Transporte de cargas se volta à Geração Z para solucionar carência de motoristas.

Transporte de Cargas Mira Geração Z para Reduzir Falta de Motoristas
A escassez de profissionais no transporte rodoviário de cargas tem levantado preocupações entre as empresas do setor, colocando a Geração Z no epicentro das estratégias de renovação da mão de obra. Em um cenário onde a média de idade dos motoristas é de 45,3 anos, é crucial investir em tecnologia e capacitação para atrair os jovens.
Um estudo revelou que apenas 9,5% dos motoristas têm menos de 30 anos, refletindo um desafio significante na renovação do setor. Essa situação é agravada por fatores como preconceito, baixa remuneração e condições de trabalho desfavoráveis, que afastam os jovens dessa profissão.
As consequências já são visíveis: 88% das empresas do setor enfrentam dificuldades para contratar motoristas. Isso resulta em uma frota parada e limitações na capacidade logística, impactando a produtividade e a eficiência do transporte de cargas em todo o país.
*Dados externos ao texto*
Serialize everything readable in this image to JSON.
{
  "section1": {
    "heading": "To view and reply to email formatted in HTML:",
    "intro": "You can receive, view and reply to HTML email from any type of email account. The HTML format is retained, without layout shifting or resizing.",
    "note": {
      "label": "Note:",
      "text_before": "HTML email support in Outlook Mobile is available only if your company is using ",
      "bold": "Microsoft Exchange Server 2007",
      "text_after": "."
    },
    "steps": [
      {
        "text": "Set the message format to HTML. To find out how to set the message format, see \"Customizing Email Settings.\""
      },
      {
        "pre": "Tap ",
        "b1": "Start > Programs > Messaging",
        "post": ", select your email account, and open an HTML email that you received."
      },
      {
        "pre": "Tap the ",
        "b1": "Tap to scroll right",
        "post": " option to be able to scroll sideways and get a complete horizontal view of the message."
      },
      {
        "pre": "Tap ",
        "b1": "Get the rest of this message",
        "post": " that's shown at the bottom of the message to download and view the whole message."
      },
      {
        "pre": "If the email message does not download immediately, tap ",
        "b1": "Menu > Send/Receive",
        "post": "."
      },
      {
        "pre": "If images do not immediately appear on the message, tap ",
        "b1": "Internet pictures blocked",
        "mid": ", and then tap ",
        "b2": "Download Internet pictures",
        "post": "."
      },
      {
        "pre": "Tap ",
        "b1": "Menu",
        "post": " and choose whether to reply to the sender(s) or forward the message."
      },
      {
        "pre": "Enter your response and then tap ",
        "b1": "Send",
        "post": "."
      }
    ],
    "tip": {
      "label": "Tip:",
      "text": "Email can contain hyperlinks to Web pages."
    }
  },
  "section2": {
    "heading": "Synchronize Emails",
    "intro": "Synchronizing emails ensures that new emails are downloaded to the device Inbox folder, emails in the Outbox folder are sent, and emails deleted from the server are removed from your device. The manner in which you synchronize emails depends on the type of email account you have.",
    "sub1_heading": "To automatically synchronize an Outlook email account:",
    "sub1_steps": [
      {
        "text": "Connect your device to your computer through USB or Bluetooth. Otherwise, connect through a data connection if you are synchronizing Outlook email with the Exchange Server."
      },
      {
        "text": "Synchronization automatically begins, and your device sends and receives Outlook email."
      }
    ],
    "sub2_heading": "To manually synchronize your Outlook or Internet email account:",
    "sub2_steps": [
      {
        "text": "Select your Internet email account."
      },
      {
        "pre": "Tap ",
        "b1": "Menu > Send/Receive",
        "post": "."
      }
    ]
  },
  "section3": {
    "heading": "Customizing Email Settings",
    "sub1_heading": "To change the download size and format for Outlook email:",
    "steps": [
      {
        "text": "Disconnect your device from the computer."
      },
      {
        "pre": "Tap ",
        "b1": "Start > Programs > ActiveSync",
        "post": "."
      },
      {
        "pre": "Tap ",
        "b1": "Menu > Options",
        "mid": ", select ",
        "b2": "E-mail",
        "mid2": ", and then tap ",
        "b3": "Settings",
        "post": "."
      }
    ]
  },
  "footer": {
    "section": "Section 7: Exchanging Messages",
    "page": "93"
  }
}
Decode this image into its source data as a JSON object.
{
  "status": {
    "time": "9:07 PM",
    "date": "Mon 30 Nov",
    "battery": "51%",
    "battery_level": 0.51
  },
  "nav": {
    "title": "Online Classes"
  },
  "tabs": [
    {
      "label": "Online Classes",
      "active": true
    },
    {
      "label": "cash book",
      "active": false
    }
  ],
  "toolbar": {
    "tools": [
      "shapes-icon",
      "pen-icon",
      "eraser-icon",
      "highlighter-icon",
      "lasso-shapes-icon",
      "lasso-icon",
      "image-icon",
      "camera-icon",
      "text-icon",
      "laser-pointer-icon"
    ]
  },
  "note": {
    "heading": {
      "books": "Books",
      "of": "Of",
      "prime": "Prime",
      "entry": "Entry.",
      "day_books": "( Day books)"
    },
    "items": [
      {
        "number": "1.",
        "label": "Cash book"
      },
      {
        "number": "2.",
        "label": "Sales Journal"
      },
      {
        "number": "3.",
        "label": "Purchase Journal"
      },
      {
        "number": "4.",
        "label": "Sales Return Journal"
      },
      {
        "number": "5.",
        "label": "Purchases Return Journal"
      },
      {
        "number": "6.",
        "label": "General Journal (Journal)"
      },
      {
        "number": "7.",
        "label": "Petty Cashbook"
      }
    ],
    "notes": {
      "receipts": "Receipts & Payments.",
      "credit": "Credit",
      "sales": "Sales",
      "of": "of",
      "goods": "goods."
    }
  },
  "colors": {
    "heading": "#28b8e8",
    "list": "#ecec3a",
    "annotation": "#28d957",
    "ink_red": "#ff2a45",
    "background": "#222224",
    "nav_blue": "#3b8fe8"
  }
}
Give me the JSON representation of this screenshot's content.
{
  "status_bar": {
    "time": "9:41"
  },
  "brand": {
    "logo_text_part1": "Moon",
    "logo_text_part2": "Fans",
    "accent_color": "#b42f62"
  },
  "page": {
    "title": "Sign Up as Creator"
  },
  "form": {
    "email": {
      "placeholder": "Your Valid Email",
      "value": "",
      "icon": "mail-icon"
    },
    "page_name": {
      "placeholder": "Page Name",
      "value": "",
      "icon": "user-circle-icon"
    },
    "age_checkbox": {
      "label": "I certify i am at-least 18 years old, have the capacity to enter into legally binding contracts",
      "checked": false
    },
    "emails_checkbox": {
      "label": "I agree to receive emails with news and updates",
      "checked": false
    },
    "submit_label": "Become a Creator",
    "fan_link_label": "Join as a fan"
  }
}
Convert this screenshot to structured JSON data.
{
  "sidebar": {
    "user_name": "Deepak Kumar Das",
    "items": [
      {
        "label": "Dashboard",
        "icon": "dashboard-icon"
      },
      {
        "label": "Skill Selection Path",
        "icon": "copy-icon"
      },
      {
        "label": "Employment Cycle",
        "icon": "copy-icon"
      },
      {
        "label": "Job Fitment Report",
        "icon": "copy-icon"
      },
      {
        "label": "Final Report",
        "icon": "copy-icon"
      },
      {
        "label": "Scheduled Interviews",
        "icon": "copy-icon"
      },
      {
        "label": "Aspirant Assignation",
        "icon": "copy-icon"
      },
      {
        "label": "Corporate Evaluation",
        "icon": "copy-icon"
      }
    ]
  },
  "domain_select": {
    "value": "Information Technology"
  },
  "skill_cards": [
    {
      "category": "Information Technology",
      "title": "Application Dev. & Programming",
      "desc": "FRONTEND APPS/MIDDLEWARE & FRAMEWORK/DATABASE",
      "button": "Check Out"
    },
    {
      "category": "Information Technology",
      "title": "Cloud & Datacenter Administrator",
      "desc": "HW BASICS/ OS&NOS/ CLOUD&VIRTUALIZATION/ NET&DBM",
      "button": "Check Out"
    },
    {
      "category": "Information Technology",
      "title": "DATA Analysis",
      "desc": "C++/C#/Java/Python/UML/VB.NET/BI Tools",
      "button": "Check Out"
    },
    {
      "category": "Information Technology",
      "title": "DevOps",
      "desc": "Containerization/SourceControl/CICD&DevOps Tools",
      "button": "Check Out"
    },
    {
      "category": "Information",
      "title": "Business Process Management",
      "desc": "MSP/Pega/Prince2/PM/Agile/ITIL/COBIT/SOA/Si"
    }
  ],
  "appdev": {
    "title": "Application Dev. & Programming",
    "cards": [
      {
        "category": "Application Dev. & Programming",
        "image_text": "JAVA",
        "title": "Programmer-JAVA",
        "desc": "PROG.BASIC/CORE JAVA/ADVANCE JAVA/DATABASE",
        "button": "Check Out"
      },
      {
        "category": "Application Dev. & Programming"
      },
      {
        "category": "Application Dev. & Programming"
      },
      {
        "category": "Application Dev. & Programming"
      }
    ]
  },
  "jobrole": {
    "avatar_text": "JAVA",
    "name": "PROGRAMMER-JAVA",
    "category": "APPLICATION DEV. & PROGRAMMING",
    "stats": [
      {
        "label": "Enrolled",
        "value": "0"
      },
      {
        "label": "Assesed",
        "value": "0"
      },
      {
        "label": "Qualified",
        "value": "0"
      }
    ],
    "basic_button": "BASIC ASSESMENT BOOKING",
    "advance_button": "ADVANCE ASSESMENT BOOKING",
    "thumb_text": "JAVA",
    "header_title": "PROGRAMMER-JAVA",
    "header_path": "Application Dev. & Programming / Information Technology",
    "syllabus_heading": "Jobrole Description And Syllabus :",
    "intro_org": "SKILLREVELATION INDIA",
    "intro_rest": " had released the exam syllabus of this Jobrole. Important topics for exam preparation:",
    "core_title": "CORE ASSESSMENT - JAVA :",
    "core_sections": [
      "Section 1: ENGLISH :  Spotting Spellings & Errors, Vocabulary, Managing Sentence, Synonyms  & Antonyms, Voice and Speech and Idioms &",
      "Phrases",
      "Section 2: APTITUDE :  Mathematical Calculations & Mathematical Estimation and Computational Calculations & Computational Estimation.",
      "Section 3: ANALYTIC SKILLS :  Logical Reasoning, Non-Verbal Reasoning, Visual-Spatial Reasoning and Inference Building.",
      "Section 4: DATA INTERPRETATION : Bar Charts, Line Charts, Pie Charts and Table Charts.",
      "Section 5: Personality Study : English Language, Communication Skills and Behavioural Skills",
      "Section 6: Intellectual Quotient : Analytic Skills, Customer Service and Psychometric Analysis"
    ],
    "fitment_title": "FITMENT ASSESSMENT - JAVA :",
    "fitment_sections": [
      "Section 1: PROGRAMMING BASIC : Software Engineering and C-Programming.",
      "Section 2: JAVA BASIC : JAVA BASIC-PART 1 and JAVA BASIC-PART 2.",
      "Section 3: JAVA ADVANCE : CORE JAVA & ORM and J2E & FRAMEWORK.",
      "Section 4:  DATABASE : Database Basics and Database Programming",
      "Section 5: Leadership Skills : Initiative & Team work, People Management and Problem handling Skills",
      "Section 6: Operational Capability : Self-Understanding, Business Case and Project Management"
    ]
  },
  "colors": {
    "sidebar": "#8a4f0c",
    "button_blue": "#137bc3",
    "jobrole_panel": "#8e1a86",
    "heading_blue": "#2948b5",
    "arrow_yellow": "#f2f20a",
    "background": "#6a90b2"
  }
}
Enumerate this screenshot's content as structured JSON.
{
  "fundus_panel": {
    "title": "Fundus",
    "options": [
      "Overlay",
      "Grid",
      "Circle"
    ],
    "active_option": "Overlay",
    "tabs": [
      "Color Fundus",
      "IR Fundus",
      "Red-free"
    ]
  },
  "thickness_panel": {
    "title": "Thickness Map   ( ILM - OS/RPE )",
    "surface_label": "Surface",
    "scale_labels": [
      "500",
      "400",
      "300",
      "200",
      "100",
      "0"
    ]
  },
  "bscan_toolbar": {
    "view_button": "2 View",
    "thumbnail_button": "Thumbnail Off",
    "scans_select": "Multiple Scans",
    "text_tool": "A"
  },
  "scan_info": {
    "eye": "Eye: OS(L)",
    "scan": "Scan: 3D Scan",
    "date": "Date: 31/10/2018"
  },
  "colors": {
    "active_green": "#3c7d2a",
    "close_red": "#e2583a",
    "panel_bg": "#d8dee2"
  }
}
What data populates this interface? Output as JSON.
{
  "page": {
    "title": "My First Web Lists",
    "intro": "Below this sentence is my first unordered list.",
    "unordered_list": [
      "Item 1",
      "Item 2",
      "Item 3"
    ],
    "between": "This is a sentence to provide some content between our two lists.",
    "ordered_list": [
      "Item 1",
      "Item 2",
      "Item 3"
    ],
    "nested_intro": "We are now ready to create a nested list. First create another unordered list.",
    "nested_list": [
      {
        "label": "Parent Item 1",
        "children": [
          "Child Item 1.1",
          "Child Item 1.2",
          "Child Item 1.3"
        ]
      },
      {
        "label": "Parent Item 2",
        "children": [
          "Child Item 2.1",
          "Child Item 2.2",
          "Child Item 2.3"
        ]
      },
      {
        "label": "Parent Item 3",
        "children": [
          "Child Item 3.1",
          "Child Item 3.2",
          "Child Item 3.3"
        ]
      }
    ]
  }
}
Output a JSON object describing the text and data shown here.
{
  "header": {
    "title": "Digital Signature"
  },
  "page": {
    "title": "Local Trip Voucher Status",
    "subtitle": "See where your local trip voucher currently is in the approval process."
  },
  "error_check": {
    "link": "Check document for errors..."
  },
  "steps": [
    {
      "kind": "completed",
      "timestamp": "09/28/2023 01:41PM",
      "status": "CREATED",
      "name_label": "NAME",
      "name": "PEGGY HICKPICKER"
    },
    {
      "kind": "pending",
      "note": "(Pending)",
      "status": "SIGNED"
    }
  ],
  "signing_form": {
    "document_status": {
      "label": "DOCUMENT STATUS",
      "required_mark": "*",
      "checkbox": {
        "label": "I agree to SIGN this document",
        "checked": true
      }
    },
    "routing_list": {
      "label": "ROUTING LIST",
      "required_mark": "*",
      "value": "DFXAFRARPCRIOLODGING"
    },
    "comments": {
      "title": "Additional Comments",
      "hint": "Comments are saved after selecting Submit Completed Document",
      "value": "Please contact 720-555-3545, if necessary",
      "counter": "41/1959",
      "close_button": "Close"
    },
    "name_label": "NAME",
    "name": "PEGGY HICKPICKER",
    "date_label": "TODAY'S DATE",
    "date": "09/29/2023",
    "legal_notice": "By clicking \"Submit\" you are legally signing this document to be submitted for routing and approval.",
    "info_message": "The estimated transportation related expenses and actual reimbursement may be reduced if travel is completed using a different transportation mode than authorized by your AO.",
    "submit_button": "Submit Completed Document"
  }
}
Para a Federação das Empresas de Transporte de Cargas do Estado de São Paulo (FETCESP), uma mudança estrutural é necessária. A imagem do setor ainda está atrelada à figura do caminhoneiro tradicional, ignorando as transformações tecnológicas que têm ocorrido. Hoje, as transportadoras operam com processos modernos, salários competitivos e benefícios apropriados, mas essa realidade precisa ser comunicada de forma clara para os jovens.
A qualificação profissional é um pilar fundamental nessa renovação. O avanço da digitalização e automação nas operações logísticas requer profissionais aptos a operar sistemas de rastreamento, telemetria e gestão de frota. Neste contexto, a atuação do SEST SENAT é vital, promovendo a capacitação técnica e o desenvolvimento humano dos trabalhadores do transporte.
A Geração Z valoriza conectividade, tecnologia e crescimento profissional. O desafio do setor é tornar essa transformação mais visível. Caminhões modernos já contam com rastreamento em tempo real e inteligência logística, mas a comunicação ainda precisa evoluir para refletir essa realidade.
Renovar a força de trabalho no transporte rodoviário de cargas não se resume apenas à formação técnica; é essencial valorizar a profissão e construir uma comunicação que ressoe com as expectativas e interesses dos jovens. Esse esforço não apenas atenderá à demanda por motoristas, mas também contribuirá para uma mobilidade mais eficiente e integrada, beneficiando todo o setor e a sociedade de forma ampla.